Under certain emergency circumstances, echocardiography is relatively contraindicated due to the stress associated with restraint for the procedure. This is especially true in cats. By delaying echocardiography until the patient is more stable often results in unacceptable delays in appropriate therapy. CT has the unique capability of characterizing the size of the left atrium compared to the size of the aortic root on survey imaging. The importance of this cannot be exaggerated on an emergency basis. The implications are that a patient without an IV catheter and too dyspneic for echocardiography can be imaged without any handling or restraint within a motion limiting device and determination made for all the components necessary for the diagnosis of left–sided congestive heart failure; pulmonary edema and large left atrium. Additionally, this imaging can be performed in approximately 15 seconds without the need for any initial scanning to determine location of the body part of interest.
Finally, and perhaps most exciting, is the ability of CT to evaluate for large airway collapse. This takes us beyond the diagnosis of tracheal collapse into the region of principle and lobar collapse. A particularly difficult clinical situation has been in circumstances of the cardiac murmur and concurrent cough. There is a tendency to over diagnose this clinical scenario as being a cardiogenic cough due to pulmonary edema with the ensuing overtreatment with diuretics and other cardiac medications.
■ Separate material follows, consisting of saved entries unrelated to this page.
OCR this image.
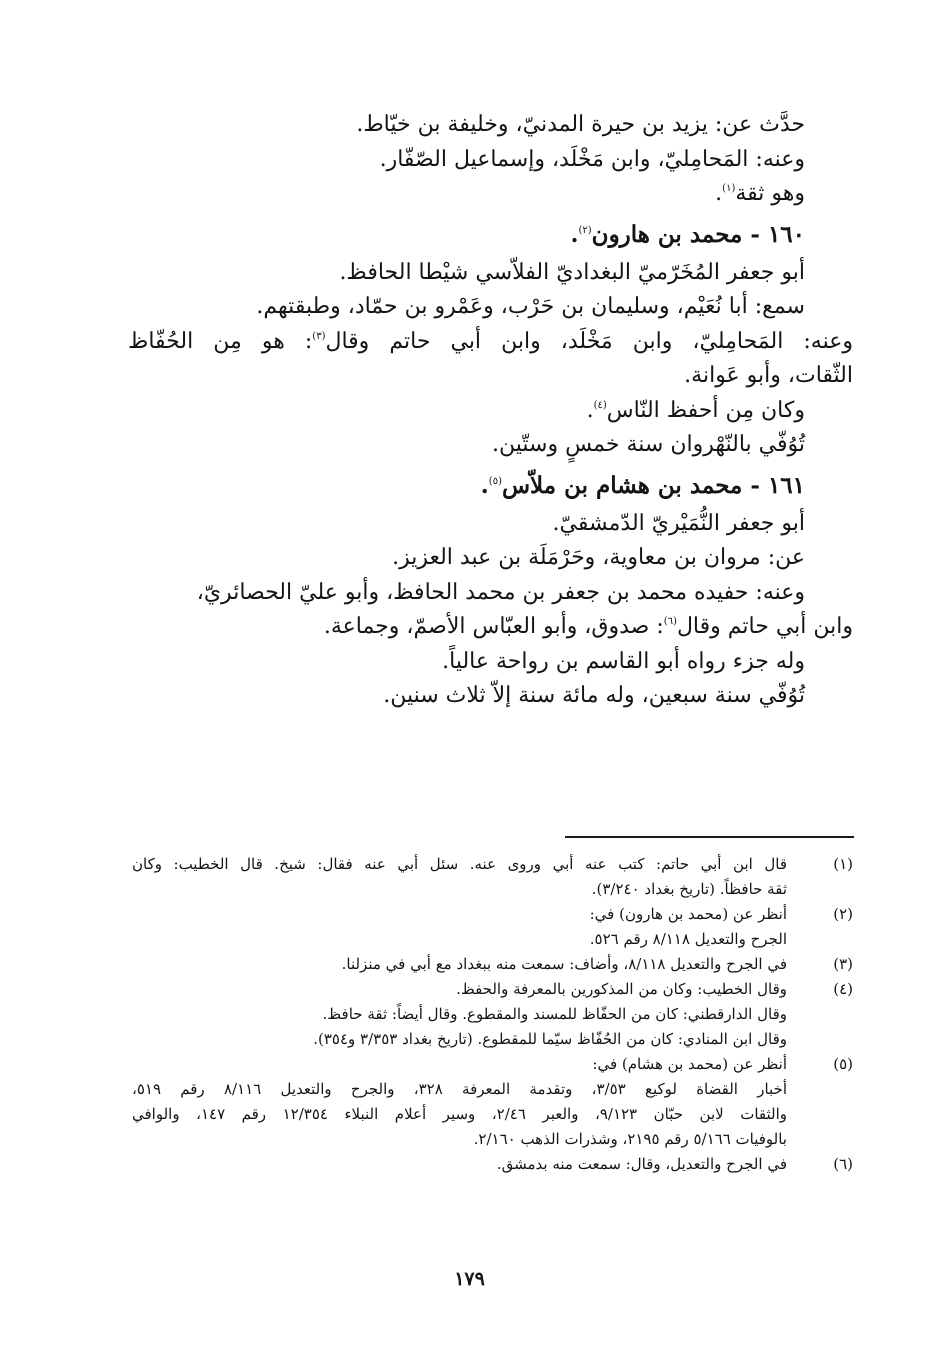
حدَّث عن: يزيد بن حيرة المدنيّ، وخليفة بن خيّاط.
وعنه: المَحامِليّ، وابن مَخْلَد، وإسماعيل الصّفّار.
وهو ثقة$^{(١)}$.
١٦٠ - محمد بن هارون$^{(٢)}$.
أبو جعفر المُخَرّميّ البغداديّ الفلاّسي شيْطا الحافظ.
سمع: أبا نُعَيْم، وسليمان بن حَرْب، وعَمْرو بن حمّاد، وطبقتهم.
وعنه: المَحامِليّ، وابن مَخْلَد، وابن أبي حاتم وقال$^{(٣)}$: هو مِن الحُفّاظ
الثّقات، وأبو عَوانة.
وكان مِن أحفظ النّاس$^{(٤)}$.
تُوُفّي بالنّهْروان سنة خمسٍ وستّين.
١٦١ - محمد بن هشام بن ملاّس$^{(٥)}$.
أبو جعفر النُّمَيْريّ الدّمشقيّ.
عن: مروان بن معاوية، وحَرْمَلَة بن عبد العزيز.
وعنه: حفيده محمد بن جعفر بن محمد الحافظ، وأبو عليّ الحصائريّ،
وابن أبي حاتم وقال$^{(٦)}$: صدوق، وأبو العبّاس الأصمّ، وجماعة.
وله جزء رواه أبو القاسم بن رواحة عالياً.
تُوُفّي سنة سبعين، وله مائة سنة إلاّ ثلاث سنين.
(١)
قال ابن أبي حاتم: كتب عنه أبي وروى عنه. سئل أبي عنه فقال: شيخ. قال الخطيب: وكان
ثقة حافظاً. (تاريخ بغداد ٣/٢٤٠).
(٢)
أنظر عن (محمد بن هارون) في:
الجرح والتعديل ٨/١١٨ رقم ٥٢٦.
(٣)
في الجرح والتعديل ٨/١١٨، وأضاف: سمعت منه ببغداد مع أبي في منزلنا.
(٤)
وقال الخطيب: وكان من المذكورين بالمعرفة والحفظ.
وقال الدارقطني: كان من الحفّاظ للمسند والمقطوع. وقال أيضاً: ثقة حافظ.
وقال ابن المنادي: كان من الحُفّاظ سيّما للمقطوع. (تاريخ بغداد ٣/٣٥٣ و٣٥٤).
(٥)
أنظر عن (محمد بن هشام) في:
أخبار القضاة لوكيع ٣/٥٣، وتقدمة المعرفة ٣٢٨، والجرح والتعديل ٨/١١٦ رقم ٥١٩،
والثقات لابن حبّان ٩/١٢٣، والعبر ٢/٤٦، وسير أعلام النبلاء ١٢/٣٥٤ رقم ١٤٧، والوافي
بالوفيات ٥/١٦٦ رقم ٢١٩٥، وشذرات الذهب ٢/١٦٠.
(٦)
في الجرح والتعديل، وقال: سمعت منه بدمشق.
١٧٩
Recent evidence indicates that costs are quite unlikely with pulmonary edema and that the most common cause is bronchial collapse due to chondromalacia. CT is uniquely able to make this diagnosis in an awake patient. Cases will be discussed that exemplify this clinical situation. There is some suggestion that bronchomalacia (caused by chondromalacia) may be genetically associated with another cartilaginous degenerative disease; and endocardiosis. Therefore concurrence of the lesion should be expected rather than thought an unlikely combination of two unassociated diseases.
In summary, traditional ready graphic projections are easily made to improve respiratory imaging and cats and dogs in general practice. Video fluoroscopy adds to the sensitivity and characterization of functional diseases, especially involving the esophagus. But it is with CT that we can make major improvements in respiratory tract imaging that involve both primary pulmonary lesions, large airway characterization and vascular lesions that are so common in dogs and cats.